The Pacific Sorrento outlet was approved by the city’s hearing officer on Sept. 19 and the environmental determination was appealed to City Council in October. A City Council hearing will be held on Nov. 15 on the environmental determination— a San Diego Planning Commission hearing would be scheduled after the City Council’s determination.
Sorrento Valley’s Torrey Holistics opened in February 2016 as a medical marijuana dispensary and, in December 2017, it was the first recreational cannabis dispensary and delivery service license granted in the state of California. According to Ruthie Edelson, marketing and educational director, the outlet opened to retail sales on Jan. 1 with a line wrapped around the building.
At the outlet, two armed security guards are on site and guests must go through a metal detector to enter the reception area. Guests must check in at reception with a valid identification card and must sign a Prop 64 waiver that reminds people that they cannot resell what they purchase and they cannot use within 1,000 feet of the shop.
“No one is using around here,” Edelson said, noting that items are purchased in child-proof packaging and are supposed to be placed in the trunk of a car when driving.
At Torrey Holistics, guests are paired with “cannabis concierge” when they enter the retail section of the outlet—the products are not all on a shelf for perusing but behind a counter, allowing the concierge to discuss the products and inform about appropriate dosing which Edelson said is especially important for new recreational users.
Torrey Holistics offers up a selection of flower, edibles, tinctures, ointments and sparkling elixirs.They recently became the first dispensary to sell California’s first-ever cannabis-infused wine, Rebel Coast. Per regulations, alcohol and THC cannot be combined—after the alcohol is removed from the wine, the THC is infused into the exclusive sauvignon blanc bottle.
“We knew our demographic would be perfect for this,” Edelson said.
Torrey Holistic also staffs in-house cannabis consultant Dr. Beth, a scientist who holds a Ph.D in molecular biology and biochemistry, to provide private consultations to help guide customers.
As the industry grows, Edelson said Torrey Holistics wants to be seen as the professional business that it is and they want to be a part of the community. During Breast Cancer Awareness Month they donated a portion of proceeds from vape pens to Susan G. Komen, they have participated in beach clean-ups and throughout the month of November, Torrey Holistics is partnering with Got Your Back San Diego’s program to help alleviate childhood hunger. Every person who donates a 16 oz. plastic jar of peanut butter receives a penny pre-roll with purchase.

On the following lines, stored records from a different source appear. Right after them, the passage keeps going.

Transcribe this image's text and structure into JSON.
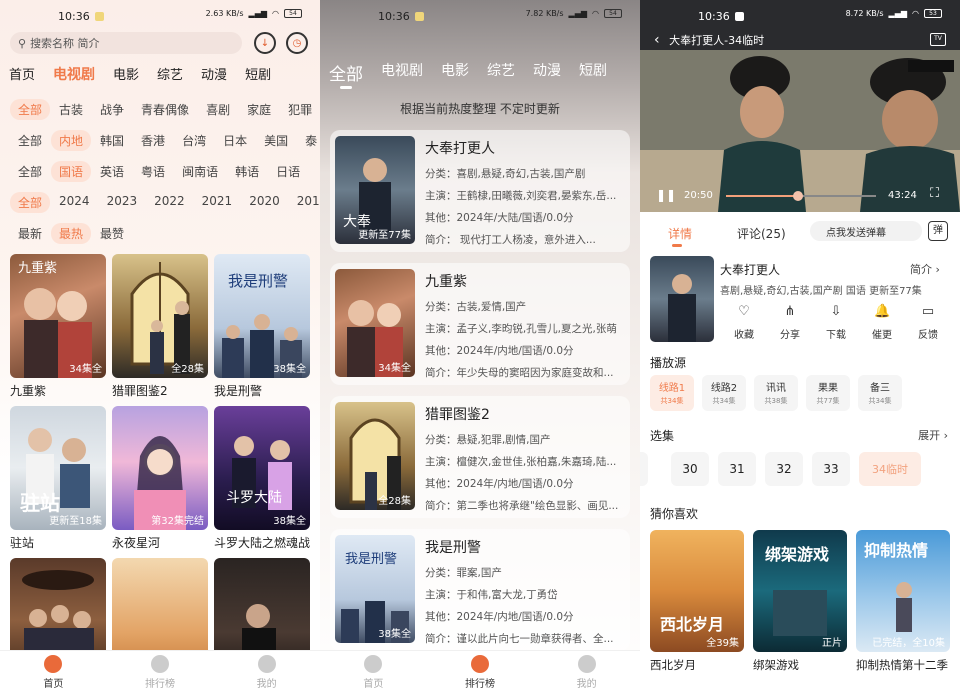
{
  "status": {
    "time": "10:36",
    "net_speed_1": "2.63 KB/s",
    "net_speed_2": "7.82 KB/s",
    "net_speed_3": "8.72 KB/s",
    "battery_1": "54",
    "battery_3": "53"
  },
  "home": {
    "search_placeholder": "搜索名称 简介",
    "tabs": [
      "首页",
      "电视剧",
      "电影",
      "综艺",
      "动漫",
      "短剧"
    ],
    "filter_rows": [
      [
        "全部",
        "古装",
        "战争",
        "青春偶像",
        "喜剧",
        "家庭",
        "犯罪"
      ],
      [
        "全部",
        "内地",
        "韩国",
        "香港",
        "台湾",
        "日本",
        "美国",
        "泰"
      ],
      [
        "全部",
        "国语",
        "英语",
        "粤语",
        "闽南语",
        "韩语",
        "日语"
      ],
      [
        "全部",
        "2024",
        "2023",
        "2022",
        "2021",
        "2020",
        "2019"
      ],
      [
        "最新",
        "最热",
        "最赞"
      ]
    ],
    "cards": [
      {
        "name": "九重紫",
        "ep": "34集全"
      },
      {
        "name": "猎罪图鉴2",
        "ep": "全28集"
      },
      {
        "name": "我是刑警",
        "ep": "38集全"
      },
      {
        "name": "驻站",
        "ep": "更新至18集"
      },
      {
        "name": "永夜星河",
        "ep": "第32集完结"
      },
      {
        "name": "斗罗大陆之燃魂战",
        "ep": "38集全"
      },
      {
        "name": "",
        "ep": ""
      },
      {
        "name": "",
        "ep": ""
      },
      {
        "name": "",
        "ep": ""
      }
    ],
    "poster_texts": {
      "jiuzhongzi": "九重紫",
      "woshixingjing": "我是刑警",
      "zhuzhan": "驻站",
      "douluo": "斗罗大陆",
      "dafeng": "大奉"
    }
  },
  "bottom_nav": [
    "首页",
    "排行榜",
    "我的"
  ],
  "ranking": {
    "tabs": [
      "全部",
      "电视剧",
      "电影",
      "综艺",
      "动漫",
      "短剧"
    ],
    "note": "根据当前热度整理 不定时更新",
    "items": [
      {
        "title": "大奉打更人",
        "cat": "分类：喜剧,悬疑,奇幻,古装,国产剧",
        "cast": "主演：王鹤棣,田曦薇,刘奕君,晏紫东,岳...",
        "other": "其他：2024年/大陆/国语/0.0分",
        "intro": "简介：    现代打工人杨凌，意外进入...",
        "ep": "更新至77集"
      },
      {
        "title": "九重紫",
        "cat": "分类：古装,爱情,国产",
        "cast": "主演：孟子义,李昀锐,孔雪儿,夏之光,张萌",
        "other": "其他：2024年/内地/国语/0.0分",
        "intro": "简介：年少失母的窦昭因为家庭变故和...",
        "ep": "34集全"
      },
      {
        "title": "猎罪图鉴2",
        "cat": "分类：悬疑,犯罪,剧情,国产",
        "cast": "主演：檀健次,金世佳,张柏嘉,朱嘉琦,陆...",
        "other": "其他：2024年/内地/国语/0.0分",
        "intro": "简介：第二季也将承继\"绘色显影、画见...",
        "ep": "全28集"
      },
      {
        "title": "我是刑警",
        "cat": "分类：罪案,国产",
        "cast": "主演：于和伟,富大龙,丁勇岱",
        "other": "其他：2024年/内地/国语/0.0分",
        "intro": "简介：谨以此片向七一勋章获得者、全...",
        "ep": "38集全"
      }
    ]
  },
  "player": {
    "title": "大奉打更人-34临时",
    "current": "20:50",
    "duration": "43:24",
    "progress": 0.48,
    "tabs": {
      "detail": "详情",
      "comments": "评论(25)"
    },
    "danmu_placeholder": "点我发送弹幕",
    "danmu_icon": "弹",
    "show": {
      "name": "大奉打更人",
      "intro_label": "简介",
      "meta": "喜剧,悬疑,奇幻,古装,国产剧 国语 更新至77集"
    },
    "actions": [
      {
        "label": "收藏",
        "icon": "heart-icon",
        "glyph": "♡"
      },
      {
        "label": "分享",
        "icon": "share-icon",
        "glyph": "⋔"
      },
      {
        "label": "下载",
        "icon": "download-icon",
        "glyph": "⇩"
      },
      {
        "label": "催更",
        "icon": "bell-icon",
        "glyph": "🔔"
      },
      {
        "label": "反馈",
        "icon": "feedback-icon",
        "glyph": "▭"
      }
    ],
    "source_heading": "播放源",
    "sources": [
      {
        "name": "线路1",
        "count": "共34集"
      },
      {
        "name": "线路2",
        "count": "共34集"
      },
      {
        "name": "讯讯",
        "count": "共38集"
      },
      {
        "name": "果果",
        "count": "共77集"
      },
      {
        "name": "备三",
        "count": "共34集"
      }
    ],
    "episodes_heading": "选集",
    "expand": "展开",
    "episodes": [
      "30",
      "31",
      "32",
      "33",
      "34临时"
    ],
    "rec_heading": "猜你喜欢",
    "recs": [
      {
        "name": "西北岁月",
        "ep": "全39集",
        "ptext": "西北岁月"
      },
      {
        "name": "绑架游戏",
        "ep": "正片",
        "ptext": "绑架游戏"
      },
      {
        "name": "抑制热情第十二季",
        "ep": "已完结，全10集",
        "ptext": "抑制热情"
      }
    ]
  }
}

In their mission to educate, Torrey Holistics also offers weekly Cannabis 101 classes open to the community to learn about various topics and once a quarter, they open their doors to medical professionals for an open house on medical cannabis with eight to ten vendors. Edelson said particularly with the opioid crisis, they want to give the medical community the information they need to learn about alternatives to pain management as well as issues like arthritis and sleep disorders.
“I think it’s very important to educate the community more about today’s new normal,” Edelson said.